The redox molecules NADH and NAD were measured using fluorescent NAD/NADH detection kit (Cell Technology Inc., Mountain View, CA, USA). The extracellular lactate level was determined as described previously (10). Mitochondrial ROS measurements were carried out using Mitosox assay (48). Briefly, after treatment, equal number of cells were re-suspended in Hank's buffered salt solution buffer with 5 μm Mitosox (Molecular Probes, Eugene, OR, USA) and Hoechst-33342 10 μg/ml, incubated at 37°C for 15 min. Cells were then washed, and the fluorescence (Mitosox: Ex 492 nm and Em 595 nm) was measured and recorded on Perkin Elmer 1000 multiwell fluorescence plate reader with temperature maintained at 37°C. Relative values were calculated after normalizing either with Hoechst fluorescence or for 1 × 106 cells. The H2O2 levels in isolated mitochondria were measured using the HRP-linked fluorometric assay (Amplex® Red Hydrogen Peroxide/Peroxidase Assay Kit; Molecular Probes). Mitochondria were isolated using mitochondrial isolation kit (Pierce) and protein was estimated using BCA kit (Pierce). Mitochondria (up to 10–20 μg in 50 μl volume) were added to 96-well plate in triplicates with a total reaction volume of 100 μl of reaction buffer containing 0.1 U/ml HRP, 50 μm Amplex Red reagents. Fluorescence (Ex 530 nm and Em 595 nm) was measured using fluorescence plate reader with temperature maintained at 37°C. The H2O2 concentrations were calculated from standard curve and normalized with per mg protein used per assay. All experiments were performed in triplicates and repeated at least three times. Values are mean ± SE of at least three separate experiments.
Data in graphs are reported as ±SE and depict the average of at least three independent experiments. Morphological images are representative of at least three independent experiments with similar results. Statistical analysis was performed using GraphPad software (GraphPad Software, La Jolla, CA, USA) with Student's paired t-test or a one-way analysis of variance followed by a Dunnett's multiple comparison test when appropriate.
Conflict of Interest statement. None declared.
This work is supported by grants from National Institute of Health (1R21 NS072777), Wendy Will Case Cancer Fund and Chinese National Science Foundation (31070765/C050605).

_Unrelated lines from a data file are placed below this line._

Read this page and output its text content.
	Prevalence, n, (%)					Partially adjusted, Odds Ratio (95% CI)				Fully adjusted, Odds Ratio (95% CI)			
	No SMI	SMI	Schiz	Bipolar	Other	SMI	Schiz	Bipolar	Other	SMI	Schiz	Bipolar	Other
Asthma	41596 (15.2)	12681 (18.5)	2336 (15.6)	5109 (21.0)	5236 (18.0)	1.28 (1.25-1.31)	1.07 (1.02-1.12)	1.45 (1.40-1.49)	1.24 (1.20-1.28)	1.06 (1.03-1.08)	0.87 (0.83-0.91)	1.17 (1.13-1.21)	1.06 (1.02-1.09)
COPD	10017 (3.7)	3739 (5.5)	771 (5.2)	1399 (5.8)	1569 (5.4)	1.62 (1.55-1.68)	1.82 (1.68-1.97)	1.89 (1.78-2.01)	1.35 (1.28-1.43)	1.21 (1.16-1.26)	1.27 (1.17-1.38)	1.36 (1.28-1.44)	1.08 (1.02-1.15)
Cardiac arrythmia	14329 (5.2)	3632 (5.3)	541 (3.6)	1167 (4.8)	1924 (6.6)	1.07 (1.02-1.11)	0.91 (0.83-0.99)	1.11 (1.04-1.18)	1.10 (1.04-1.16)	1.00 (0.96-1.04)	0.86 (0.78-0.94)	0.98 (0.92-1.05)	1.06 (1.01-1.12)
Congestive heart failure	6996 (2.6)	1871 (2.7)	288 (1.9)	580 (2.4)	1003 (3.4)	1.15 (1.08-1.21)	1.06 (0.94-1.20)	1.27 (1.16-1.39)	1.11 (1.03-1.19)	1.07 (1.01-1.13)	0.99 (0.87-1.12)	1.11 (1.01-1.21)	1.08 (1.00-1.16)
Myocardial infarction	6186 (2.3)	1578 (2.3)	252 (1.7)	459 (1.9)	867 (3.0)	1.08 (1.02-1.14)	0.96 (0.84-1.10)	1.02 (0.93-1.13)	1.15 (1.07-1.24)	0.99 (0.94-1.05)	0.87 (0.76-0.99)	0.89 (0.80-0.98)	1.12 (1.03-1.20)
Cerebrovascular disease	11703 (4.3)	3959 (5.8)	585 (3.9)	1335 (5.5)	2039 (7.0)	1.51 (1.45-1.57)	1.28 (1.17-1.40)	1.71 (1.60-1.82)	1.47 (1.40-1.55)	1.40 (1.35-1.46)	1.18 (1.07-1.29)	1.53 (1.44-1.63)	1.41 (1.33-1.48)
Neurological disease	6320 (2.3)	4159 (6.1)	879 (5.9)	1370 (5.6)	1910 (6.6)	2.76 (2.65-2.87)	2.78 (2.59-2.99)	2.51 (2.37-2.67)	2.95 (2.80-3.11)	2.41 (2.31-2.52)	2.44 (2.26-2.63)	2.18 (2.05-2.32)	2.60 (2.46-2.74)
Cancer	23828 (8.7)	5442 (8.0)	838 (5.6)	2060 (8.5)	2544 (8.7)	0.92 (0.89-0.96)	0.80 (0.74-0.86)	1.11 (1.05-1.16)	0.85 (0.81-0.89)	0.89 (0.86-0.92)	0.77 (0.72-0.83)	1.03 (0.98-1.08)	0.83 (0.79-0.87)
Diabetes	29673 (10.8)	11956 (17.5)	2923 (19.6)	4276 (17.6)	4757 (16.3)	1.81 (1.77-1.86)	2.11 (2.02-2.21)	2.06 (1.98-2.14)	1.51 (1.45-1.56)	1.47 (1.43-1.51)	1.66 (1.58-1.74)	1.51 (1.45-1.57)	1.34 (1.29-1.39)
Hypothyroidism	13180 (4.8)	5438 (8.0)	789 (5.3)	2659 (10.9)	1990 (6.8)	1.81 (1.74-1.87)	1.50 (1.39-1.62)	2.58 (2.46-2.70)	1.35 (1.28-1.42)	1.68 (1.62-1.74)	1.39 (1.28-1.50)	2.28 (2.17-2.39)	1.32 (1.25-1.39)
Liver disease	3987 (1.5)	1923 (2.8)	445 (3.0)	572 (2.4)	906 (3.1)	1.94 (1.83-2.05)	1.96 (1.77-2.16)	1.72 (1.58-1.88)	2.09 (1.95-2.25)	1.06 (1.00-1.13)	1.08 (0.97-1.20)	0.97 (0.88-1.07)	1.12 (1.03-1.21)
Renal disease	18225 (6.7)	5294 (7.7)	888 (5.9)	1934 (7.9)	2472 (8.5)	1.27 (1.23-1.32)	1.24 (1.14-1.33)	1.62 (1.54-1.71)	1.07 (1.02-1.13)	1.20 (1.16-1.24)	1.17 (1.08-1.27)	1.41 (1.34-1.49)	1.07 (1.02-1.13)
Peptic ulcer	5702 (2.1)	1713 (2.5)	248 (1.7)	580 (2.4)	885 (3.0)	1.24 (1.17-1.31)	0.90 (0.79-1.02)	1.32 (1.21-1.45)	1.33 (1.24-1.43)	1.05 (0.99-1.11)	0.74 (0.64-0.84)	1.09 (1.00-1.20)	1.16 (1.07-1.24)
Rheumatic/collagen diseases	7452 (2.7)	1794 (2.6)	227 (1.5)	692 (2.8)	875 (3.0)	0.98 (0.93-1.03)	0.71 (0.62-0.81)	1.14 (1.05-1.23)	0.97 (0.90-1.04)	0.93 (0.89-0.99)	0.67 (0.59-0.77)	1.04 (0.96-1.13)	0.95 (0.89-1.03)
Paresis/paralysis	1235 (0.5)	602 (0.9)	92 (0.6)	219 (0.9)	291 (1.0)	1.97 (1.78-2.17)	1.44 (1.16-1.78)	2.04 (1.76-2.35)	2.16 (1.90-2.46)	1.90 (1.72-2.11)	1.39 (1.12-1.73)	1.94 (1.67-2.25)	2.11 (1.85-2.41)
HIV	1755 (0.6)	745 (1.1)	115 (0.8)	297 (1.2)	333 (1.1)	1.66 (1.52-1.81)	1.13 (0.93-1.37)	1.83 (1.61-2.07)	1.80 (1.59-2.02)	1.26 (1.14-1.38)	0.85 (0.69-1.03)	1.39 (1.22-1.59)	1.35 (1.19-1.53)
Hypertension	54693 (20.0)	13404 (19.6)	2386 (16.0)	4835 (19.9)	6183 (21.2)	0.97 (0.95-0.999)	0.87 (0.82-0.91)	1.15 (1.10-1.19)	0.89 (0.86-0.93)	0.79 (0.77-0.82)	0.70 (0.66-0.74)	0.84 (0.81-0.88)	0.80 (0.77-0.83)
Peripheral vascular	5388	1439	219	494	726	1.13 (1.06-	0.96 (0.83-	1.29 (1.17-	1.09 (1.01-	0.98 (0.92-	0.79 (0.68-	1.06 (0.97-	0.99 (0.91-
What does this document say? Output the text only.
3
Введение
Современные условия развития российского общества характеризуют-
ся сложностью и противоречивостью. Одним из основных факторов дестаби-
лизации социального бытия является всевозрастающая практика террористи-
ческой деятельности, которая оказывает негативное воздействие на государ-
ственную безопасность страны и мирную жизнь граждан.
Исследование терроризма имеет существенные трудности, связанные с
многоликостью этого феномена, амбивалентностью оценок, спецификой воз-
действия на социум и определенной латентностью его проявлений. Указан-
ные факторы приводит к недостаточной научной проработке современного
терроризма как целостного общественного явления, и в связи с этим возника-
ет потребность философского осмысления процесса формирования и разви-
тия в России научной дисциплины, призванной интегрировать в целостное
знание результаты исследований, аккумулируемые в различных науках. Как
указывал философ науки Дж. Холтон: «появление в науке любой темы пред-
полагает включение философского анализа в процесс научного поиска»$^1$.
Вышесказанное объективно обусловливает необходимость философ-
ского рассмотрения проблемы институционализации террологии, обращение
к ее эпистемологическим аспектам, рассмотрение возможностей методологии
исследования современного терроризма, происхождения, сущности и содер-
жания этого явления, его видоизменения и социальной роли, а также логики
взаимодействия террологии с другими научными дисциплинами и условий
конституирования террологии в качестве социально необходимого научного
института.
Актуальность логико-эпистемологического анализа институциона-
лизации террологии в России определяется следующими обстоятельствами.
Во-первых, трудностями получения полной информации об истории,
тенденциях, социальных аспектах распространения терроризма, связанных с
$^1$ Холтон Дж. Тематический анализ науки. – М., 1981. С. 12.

We thank Dr Takao Yagi (The Scripps Research Institute, La Jola, CA, USA) for providing anti-NDI1 antibodies and Dr Giovanni Manfredi (Weill Cornell Medical College, NY, USA) for providing COX1 mutant cell lines. The SS31 peptide was a kind gift from Dr P. Hemachandra Reddy (OHSU, Portland, OR, USA). We thank Dr C.S. Jonathan Liu (SoftGenetics, LLC State College, PA, USA) for his help in the usage of Mutation Surveyor software program. We also thank Peiqing Hu for their technical assistance.